Выбрать главу

Красивый, пожалуй, даже слишком красивый сюжет: сочинять на возрождаемом древнееврейском языке постсимволистский сонет о белой ночи посреди ленинградской действительности тех годов, — это предполагает едва ли не абсолютную решимость вообще не оглядываться на то, что творится вокруг. Не с той ли безоглядности вникания в материи вроде английских metaphysical poets, самые что ни на есть странные по обстоятельствам времени и места, будет начинать четверть века спустя другой еврейский мальчик в Ленинграде — Иосиф Бродский?

Чтобы написать такой сонет, нужно было суметь до конца сосредоточиться на самих правилах игры, отбросив с великолепным презрением вопрос — кто в этой игре ожидаемый партнер поэта, кто будет читателем и ценителем?
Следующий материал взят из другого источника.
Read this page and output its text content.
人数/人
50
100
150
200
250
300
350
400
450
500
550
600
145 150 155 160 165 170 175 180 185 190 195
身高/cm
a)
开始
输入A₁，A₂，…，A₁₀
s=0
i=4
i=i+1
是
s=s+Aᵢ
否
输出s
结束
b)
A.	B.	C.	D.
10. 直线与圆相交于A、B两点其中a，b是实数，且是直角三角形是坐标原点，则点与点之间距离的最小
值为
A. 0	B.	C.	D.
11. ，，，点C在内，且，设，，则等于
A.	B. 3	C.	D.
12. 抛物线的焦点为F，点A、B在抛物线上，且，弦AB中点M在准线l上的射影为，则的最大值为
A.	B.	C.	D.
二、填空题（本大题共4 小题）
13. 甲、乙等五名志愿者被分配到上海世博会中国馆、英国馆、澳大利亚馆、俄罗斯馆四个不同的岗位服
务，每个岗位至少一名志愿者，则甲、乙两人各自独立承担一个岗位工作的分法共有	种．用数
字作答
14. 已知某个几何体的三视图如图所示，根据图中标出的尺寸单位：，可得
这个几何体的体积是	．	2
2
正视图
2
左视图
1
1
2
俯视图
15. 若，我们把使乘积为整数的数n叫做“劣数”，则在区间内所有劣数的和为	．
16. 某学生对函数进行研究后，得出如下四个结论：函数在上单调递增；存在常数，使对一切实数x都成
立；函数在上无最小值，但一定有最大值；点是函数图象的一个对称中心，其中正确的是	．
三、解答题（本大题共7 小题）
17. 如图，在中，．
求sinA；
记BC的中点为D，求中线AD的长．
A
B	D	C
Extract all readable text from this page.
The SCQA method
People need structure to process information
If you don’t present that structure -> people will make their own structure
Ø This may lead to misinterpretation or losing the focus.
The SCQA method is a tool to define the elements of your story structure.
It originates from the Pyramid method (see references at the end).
На берегах Невы не очень читали на иврите, а там, где знатоков этого языка было побольше, едва ли многих заинтересует тема — купол Исаакия, kipat ’isaaqi, и сама белая ночь, hallбajlah hallavan. Но все это не имеет никакого значения: важны правила игры — чем строже, чем труднее, тем лучше.

Именно по признаку этого своего качества забытый образ Хаима Ленского выбран как заставка для моего доклада.

Я испытываю сильное искушение ностальгически углубиться в атмосферу, густо клубившуюся вокруг питерских стариков вроде Аристида Ивановича Доватура, для которых, скажем, фигура поэта Константина Вагинова была недальним воспоминанием вольного филологического сообщества эллинистов по имени АБДЕМ, заседания коего Вагинов посещал с 1927 года, — а уж шуточка насчет Мандельштама как “мраморной мухи” сохраняла острую злободневность, точно вот только что возникшая. Такие очень устные, очень домашние рассказы, регулярно перемежавшиеся с лагерными воспоминаниями рассказчика, рассказы, в которых очень важны были мимика, интонации, нюансы выговора, — действовали на меня, молодого москвича, как некая мистериальная инициация. Я думаю о том, как показывал мне петербургские места, а также Комарово Дмитрий Сергеевич Лихачев, — это тоже была инициация в мистерии Петрополиса. Но иногда тема поучительной беседы не была петербургской в буквальном смысле; Кумран и вообще iudaica не имеют специально к Петербургу никакого касательства, но для моей души эти предметы навсегда связаны с памятью о незабвенном Иосифе Давыдовиче Амусине, с домом на улице Орбели, где я его навещал, наслаждаясь общением с ним и запасаясь наставлениями для моих будущих трудов...

Но позволять себе эпический тон я сейчас не буду. По моей вине здесь многое навсегда упущено, потому что надо было вести записи сразу, а этого я не сделал; может быть, о чем-то мне еще удастся рассказать в соответствующем жанре, неизбежно фрагментарном и одновременно сугубо неспешном, весьма отличном от жанра доклада.

Сегодня я в соответствии с нашей темой постараюсь рассуждать о предметах более общих: чем отличались в советскую пору носители старой культурной традиции Петербурга от интеллигентов несоветского или хотя бы не-совсем-советского типа в Москве?

(Заодно замечу, что для реконструкции конкретных нюансов локальной истории “недобитой” старой интеллигенции в различных частях СССР сделано до сих пор слишком мало. Например, совсем особый сюжет — жизнь русских интеллигентов, вовремя направивших свои стопы в Среднюю Азию; именно там пересиживали тридцатые годы мои родители, а едва ли не единственный встретившийся мне человек старшего поколения, который при полном неприятии сталинщины сохранил внутреннюю веселость, еще в 1925 году смекнул забраться в Фергану.)